99% of the ar15 rifles available today are perfectly fine for 99% of the people buying them.
This is true for the majority of internet gun discussions, to be honest. Which gun/brand is most accurate, which gun/brand is toughest, etc, all boil down to the fact that most firearms users in the United States today do not get "rode hard and put away wet", and thus most firearms produced today fit that bill really well.
There are a lot of discussions that amplify the differences in that remaining 1% and make it look like there are issues a lot more significant than they really are in the grand scheme of things.
For the AR-15 crowd, you also have to remember that on top of the normal sporting American firearms owners, there are also a good number of LEOs, security contractors, etc who use privately-owned AR rifles as duty weapons -- a number that pushes the 1% number above to some larger number (I don't know what it is, though) Those people actually do need a rifle that can stand abuse on a harsh duty schedule.
Add to it the number of 'tactical' types who don't actually have a need for such a rugged firearm but, for whatever reason,
think they do, and now you have the makings of serious internet discussion.
All that being said, here's a pretty interesting thread from AR15.com where a "carbine course" instructor (this gentleman: Pat Rogers --
http://www.eagtactical.com/abouteag.asp) discusses his observations about the weapons he's seen used at his classes.

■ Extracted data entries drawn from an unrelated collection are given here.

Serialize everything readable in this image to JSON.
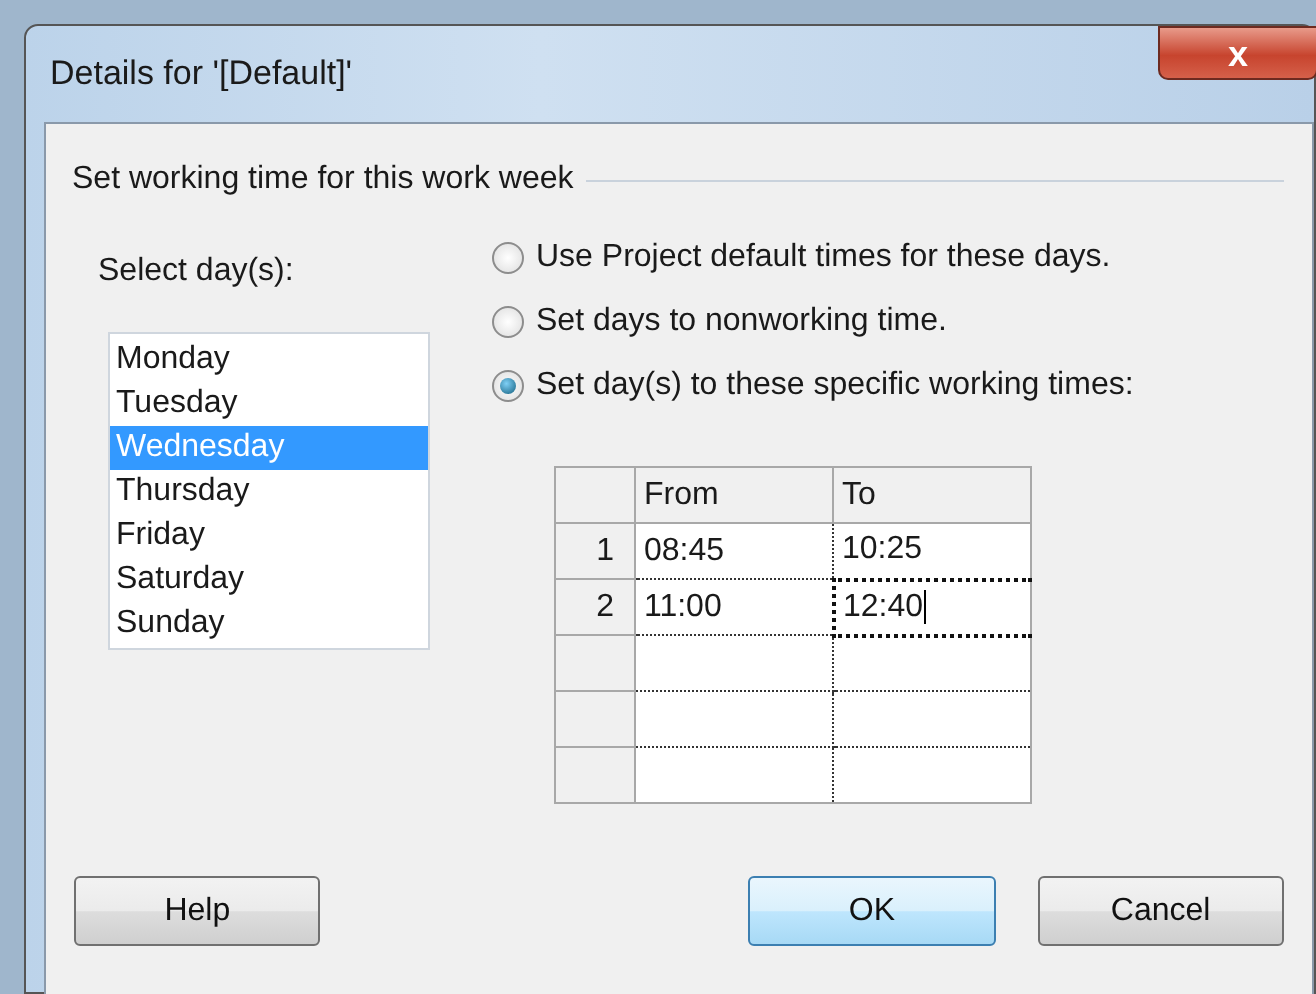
{
  "window": {
    "title": "Details for '[Default]'",
    "close": "x"
  },
  "group_title": "Set working time for this work week",
  "days_label": "Select day(s):",
  "days": [
    {
      "label": "Monday",
      "selected": false
    },
    {
      "label": "Tuesday",
      "selected": false
    },
    {
      "label": "Wednesday",
      "selected": true
    },
    {
      "label": "Thursday",
      "selected": false
    },
    {
      "label": "Friday",
      "selected": false
    },
    {
      "label": "Saturday",
      "selected": false
    },
    {
      "label": "Sunday",
      "selected": false
    }
  ],
  "options": [
    {
      "label": "Use Project default times for these days.",
      "selected": false
    },
    {
      "label": "Set days to nonworking time.",
      "selected": false
    },
    {
      "label": "Set day(s) to these specific working times:",
      "selected": true
    }
  ],
  "table": {
    "columns": [
      "From",
      "To"
    ],
    "rows": [
      {
        "number": "1",
        "from": "08:45",
        "to": "10:25",
        "editing": false
      },
      {
        "number": "2",
        "from": "11:00",
        "to": "12:40",
        "editing": true
      }
    ]
  },
  "buttons": [
    {
      "label": "Help",
      "default": false
    },
    {
      "label": "OK",
      "default": true
    },
    {
      "label": "Cancel",
      "default": false
    }
  ]
}
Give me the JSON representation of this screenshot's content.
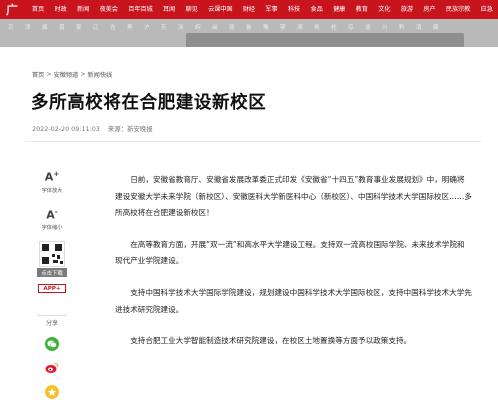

He's not a brand snob, but has definitely seen trends in what brands work well
in his environment and which ones tend to have problems -- problems that likely wouldn't be life-and-death to that 99% of sporting AR shooters, but would be VERY critical for someone with a heavy use duty weapon.
http://www.ar15.com/forums/t_3_118/360169_What_Parts_Break_in_a_Carbine_Course_.html
I think it's the heavy mixing of the "duty use" crowd, the "tacti-cool" crowd, and the "sporting" crowd which causes a lot of the brand snobbery in the AR world. For some people it matters, and for some it doesn't.